Por ello, el alfabeto de su pintura debería iniciarse siempre con la letra M, eme de materia. Una materia que, como señalo, se presenta densamente trabada, vigorosa, formando accidentes orográficos sobre la superficie del cuadro. En ocasiones como ésta, la pintura se convierte así en un ejercicio de voluntad, no sólo visual, sino también –y sobre todo- en un ejercicio táctil y sensual. Posamos sobre ella las yemas de nuestros ojos como si fuesen las de nuestros dedos, recorriendo un viaje irregular y accidentado. La vista, de nuevo, como un viajero-peregrino en prolongación de nuestro tacto (que para los epicúreos no dejaba de ser otro sentido de la vista…). De esta forma, el cuadro se transforma igualmente en objeto y sujeto de la mirada, y también de otros sentidos; se convierte en una especie de muro franqueable, ya que nos permite bucear (en seco) por el interior y el exterior de sus pliegues, de sus intersticios de color y de luz.

Me interesa volver a recalcar el carácter de fisicidad y objetualidad de su pintura. El lienzo se convierte en sujeto pero también en puro objeto, un ámbito en el que adentrarnos y desde el que, tal vez incluso, llegar a construir su propia existencia. Y esto me recuerda las palabras de Pollock: “…quiero estar más cerca, formar parte de la pintura, caminar dentro de ella, trabajar desde los cuatro lados y encontrarme literalmente dentro del cuadro…”

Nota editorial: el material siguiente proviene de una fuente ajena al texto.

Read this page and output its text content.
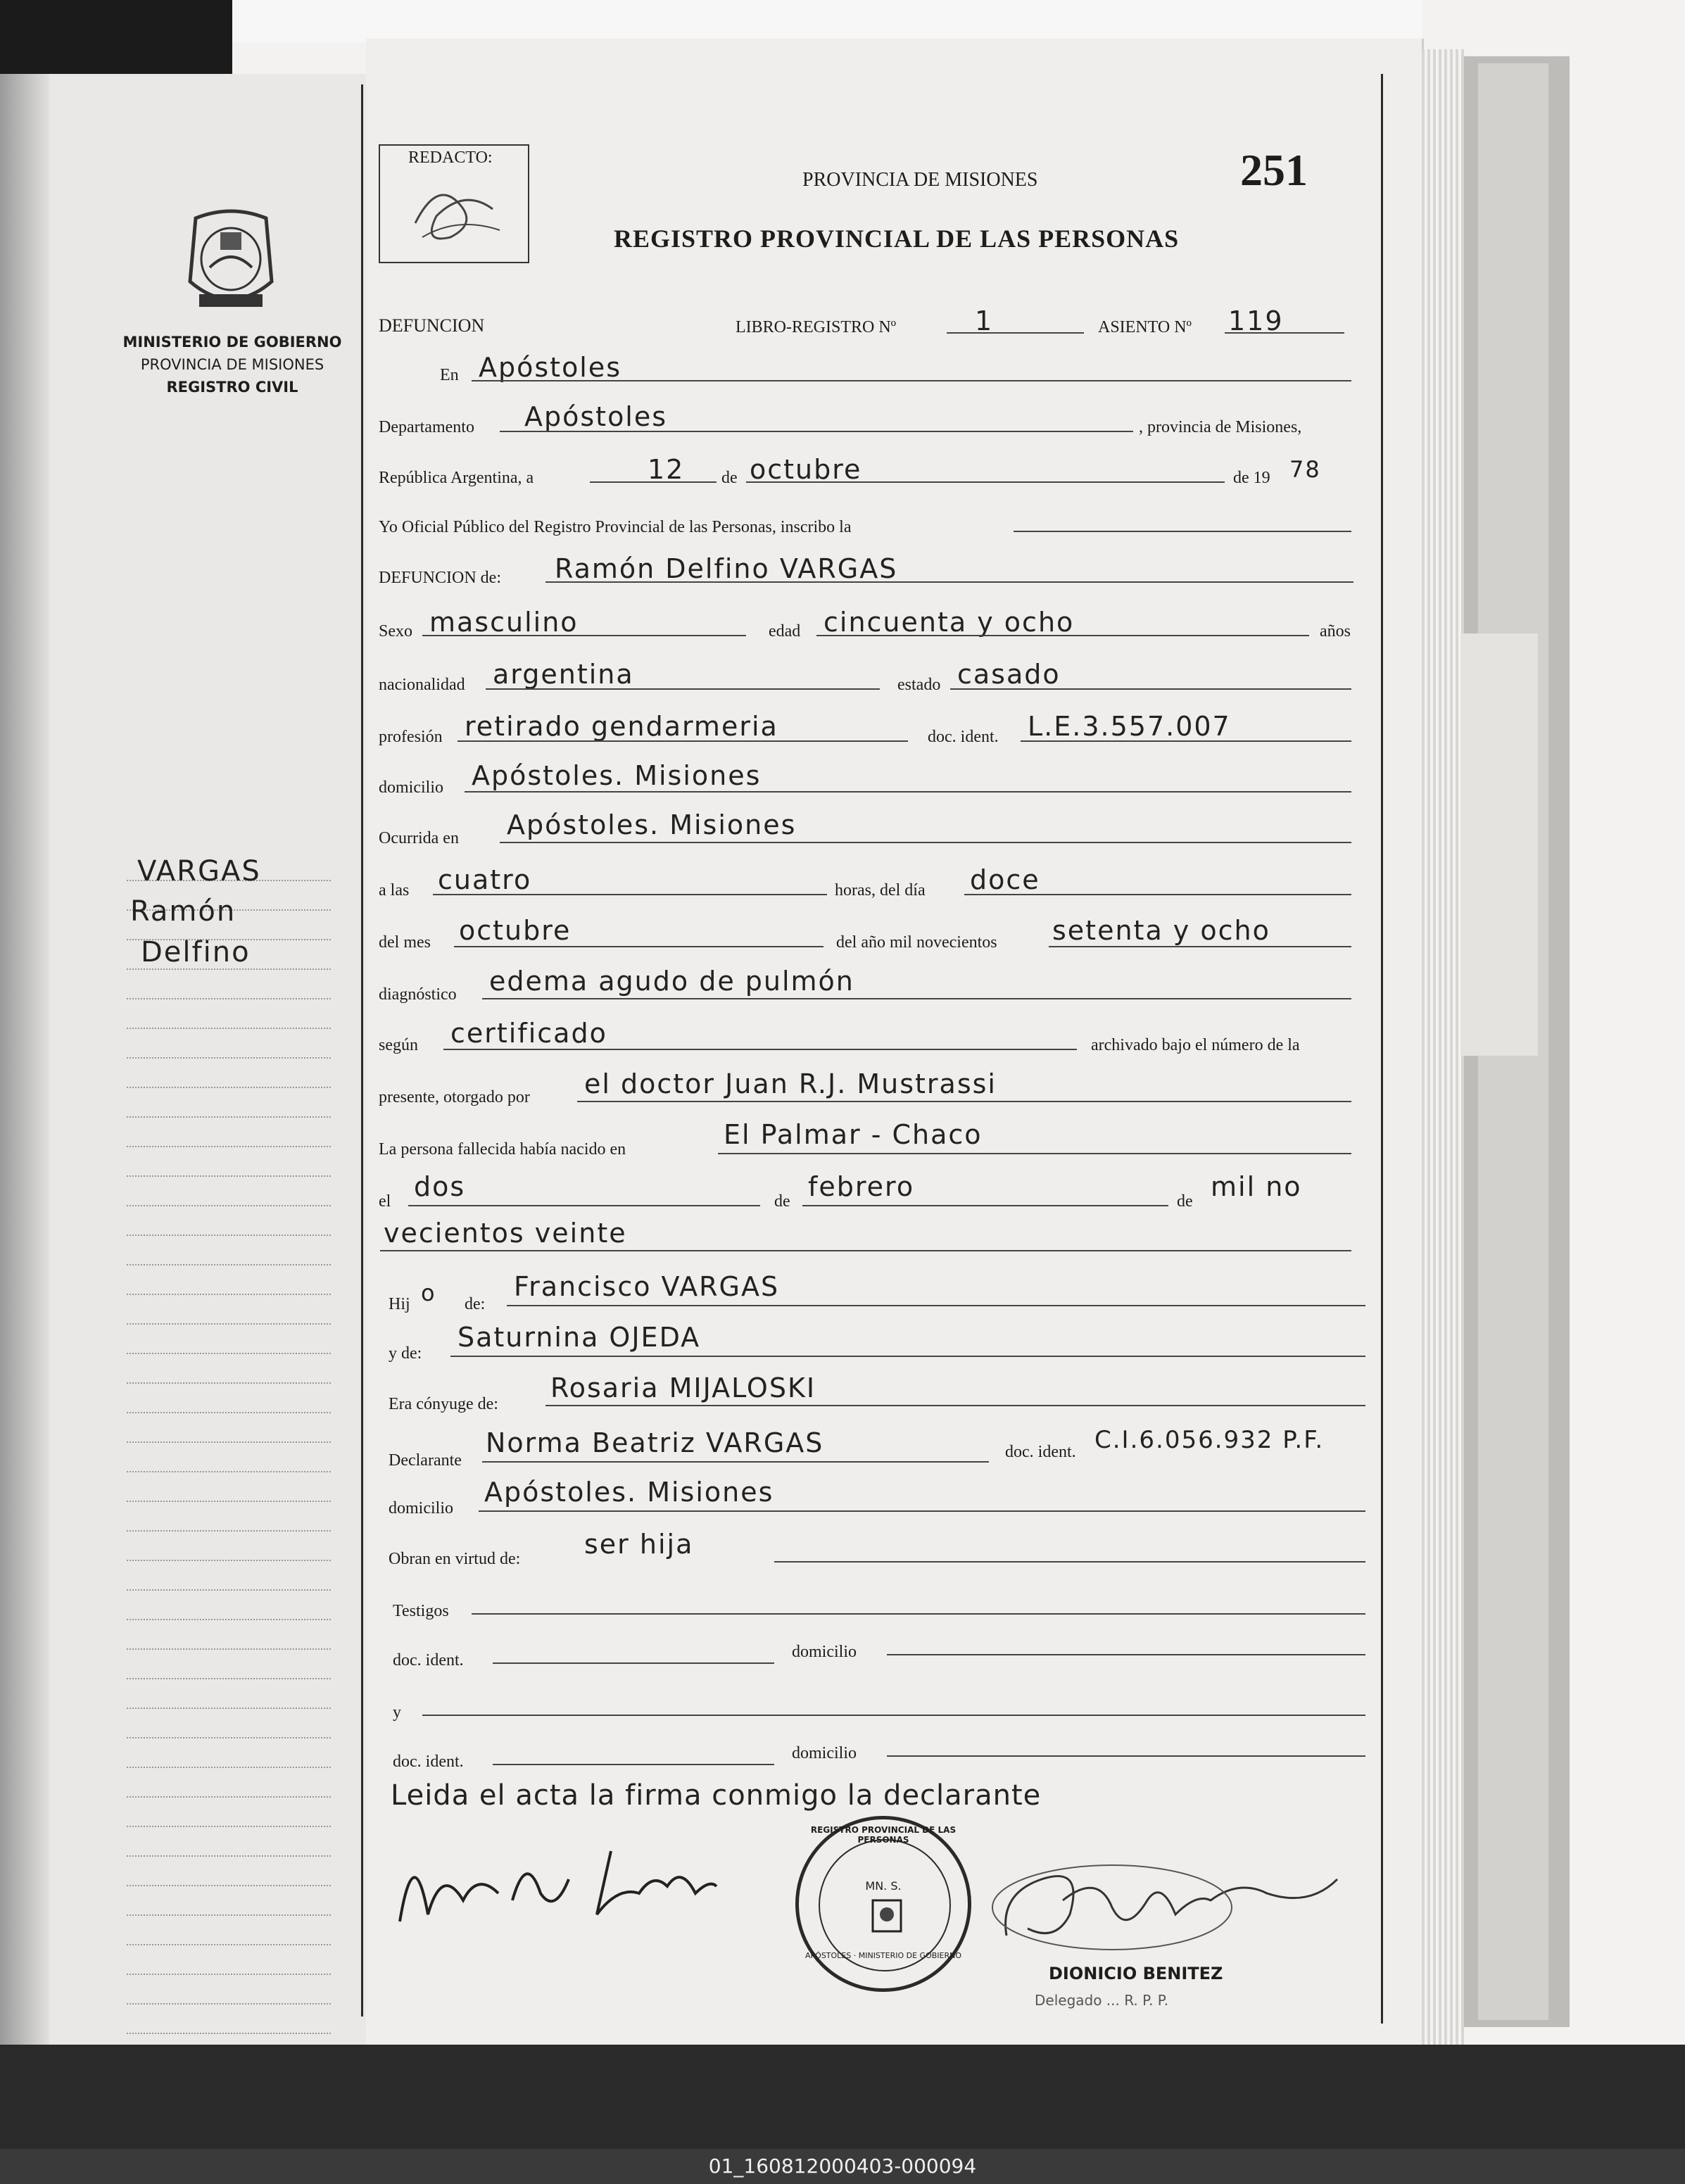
01_160812000403-000094
MINISTERIO DE GOBIERNO
PROVINCIA DE MISIONES
REGISTRO CIVIL
VARGAS
Ramón
Delfino
REDACTO:
PROVINCIA DE MISIONES
REGISTRO PROVINCIAL DE LAS PERSONAS
251
DEFUNCION	LIBRO-REGISTRO Nº	1	ASIENTO Nº 119
En Apóstoles
Departamento Apóstoles	, provincia de Misiones,
República Argentina, a	12 de octubre	de 19 78
Yo Oficial Público del Registro Provincial de las Personas, inscribo la
DEFUNCION de: Ramón Delfino VARGAS
Sexo masculino	edad cincuenta y ocho	años
nacionalidad argentina	estado casado
profesión retirado gendarmeria	doc. ident. L.E.3.557.007
domicilio Apóstoles. Misiones
Ocurrida en Apóstoles. Misiones
a las cuatro	horas, del día doce
del mes octubre	del año mil novecientos setenta y ocho
diagnóstico edema agudo de pulmón
según certificado	archivado bajo el número de la
presente, otorgado por el doctor Juan R.J. Mustrassi
La persona fallecida había nacido en	El Palmar - Chaco
el dos	de febrero	de mil no
vecientos veinte
Hij o de:
Francisco VARGAS
y de:
Saturnina OJEDA
Era cónyuge de:
Rosaria MIJALOSKI
Declarante
Norma Beatriz VARGAS	doc. ident. C.I.6.056.932 P.F.
domicilio
Apóstoles. Misiones
Obran en virtud de: ser hija
Testigos
doc. ident.	domicilio
y
doc. ident.	domicilio
Leida el acta la firma conmigo la declarante
REGISTRO PROVINCIAL DE LAS PERSONAS
MN. S.
APÓSTOLES · MINISTERIO DE GOBIERNO
DIONICIO BENITEZ
Delegado ... R. P. P.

En una obra como ésta, signada por las leyes gramaticales de la pura pintura o, por decirlo de otro modo, deudora de los ejes más morfológicos y menos representacionales que constituyen la esencia de la abstracción pictórica: forma, espacio, expresión gestual, composición, ritmo, materia y equilibrio, el idioma del color, aplicado a través de una serie de amplias gamas cromáticas, tenía por fuerza que dejar oír su voz, como una de sus principales señas de identidad pictóricas. Una voz fuerte, y a la vez modulada, que se diversifica a través de distintos matices y registros tonales.

Hablo fundamentalmente de abstracción y regresan así de nuevo a mi memoria las palabras de otro pintor, Gerhard Richter: “Los cuadros abstractos visualizan una realidad que no podemos ver ni describir, pero que, no obstante, podemos llegara a la conclusión de que existe […] porque la pintura abstracta ilustra con la mayor claridad, una explicación posible de lo inexplicable…”. Pero sin embargo no quiero dejar tampoco de señalar que junto a esta visualización, “que no podemos ver ni describir”, existe igualmente la presencia de ciertos indicios de referencialidad en las obras que presenta. Así, las formas autónomas, orgánicas, libres de la esclavitud de la mímesis y de la reproducción, se combinan también con otros elementos que sí nos remiten a una cierta realidad figurativa; casi siempre huellas abstraídas de la naturaleza y del paisaje.

Pero además presenta en esta muestra otra obra que llama mi atención –y que por tanto quiero que llame la suya, amigo lector/espectador- y es la presencia (por lo que creo por vez primera) del lenguaje verbal del texto que aquí adquiere igualmente una connotación de lenguaje visual. Una confesión con un atemporal aroma a romanticismo: “Bajo la playa, las piedras del pavimento…” Palabra e imagen, un idilio milenario y fértil dentro de la universal esfera del arte.